Читаем Тропы хоженые и нехоженые. Растет мята под окном полностью

Мать приблизилась к ней с удивлением и сочувствием, свою свитку накинула ей на плечи, повела за печь, чтоб там переодеть в сухое и обогреть женщину. И я уже не вижу Ганны, а только слышу ее голос, все такой же бодрый, насмешливый. Мать упрекает ее за то, что пошла по улице в такое разводье, — неужели так срочно надо было? А та не оправдывается и не кается, что пошла, а спокойно говорит, что надо было сходить к Гугелихе, так как когда-то Гугелиха занимала у нее, у Ганны, мерку ячменя на кутью.

Гугелиха занимала?.. Я сразу почувствовал, что тут Ганна допустила оплошность: не пойдет Гугелиха занимать мерку ячменя. Это сама Ганна, наверно, ходила к ней за этим. Моя мать, видно, тоже не поверила, но промолчала: женская душа поняла, что не от хорошей жизни Ганна пошла занимать к Гугелихе, да еще в такое время, в рваных черевиках.

Отца в то время дома не было, может, стоило бы и мне уйти из хаты, чтоб не мешать женщинам, но у меня тоже не было такой обуви, чтоб ходить по воде. Мать знала это и никуда меня не выпроваживала. Не поручал ничего и отец, потому мне было на руку такое разводье: я мог сколько хотел сидеть в хате и читать хоть от темна до темна.

Теперь я сидел над синеньким томиком Писемского, одним из тех, что лежали стопками у Ничипора на чердаке, уже который раз перечитывал роман «Виновата ли она?» и одним ухом хоть не все подряд, а главное все же улавливал, что говорила за печкой Ганна.

Я мало знал эту женщину: родом она не здешняя, как и ее покойный муж, Винцесь. Каждого человека интересно послушать, когда он рассказывает о себе и не очень выхваляется, не врет. А когда впервые услышишь, то это и вовсе привлекает. То, что говорила теперь Ганна, я слышал в первый раз, потому невольно оторвался от книги.
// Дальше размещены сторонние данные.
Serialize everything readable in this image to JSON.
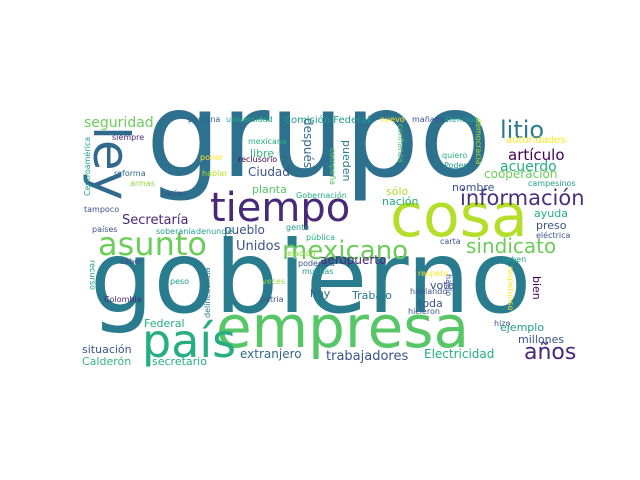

— У нас когда-то еще больше было воды весной, — раз за разом прерываясь, — наверно, выжимала свою мокрую юбку, — говорила Ганна. И все посмеивалась, шутила: — Прямо самая настоящая река разливалась по улице. Заливало, затопляло все: погреба, колодцы, у кого они были, навоз из хлевов вымывало. А к нам, были такие годы, что и в хату вода наплывала. Тогда отец выгонял всех нас, маленьких, в гумно, чтоб не плюхались, не топтались на размокшем полу. Бежим этак босые всей оравой… Нас тринадцать было… Старшие впереди, младшие за ними… Подпрыгиваем по воде, брызгаемся… Была какая-то радость и в этом… Голопупыми росли, чуть ли не из корыта нечищеную картошку ели, а все равно и здоровые были, и веселые… Кажется теперь, что лучшего счастья и не было, как в детстве… Бывало, мать моя любила говорить, если кто спрашивал у нее о жизни: «Живем хорошо! Совсем хорошо живем, только нет мелких денег и черевиков».

…Женщины уже далеко отошли от Ничипорова двора, уже почти не слышен их разговор и фигуры едва заметны в сумерках, а мне все еще представляется, что Ганна вот тут у нас в хате, за печью… Мокрая чуть ли не до волос, но веселая, шутливая. И я не стою возле уличных ворот, а сижу в хате и слушаю, что она говорит моей матери. Звучит в моих ушах ее мягкий, чуть насмешливый голос…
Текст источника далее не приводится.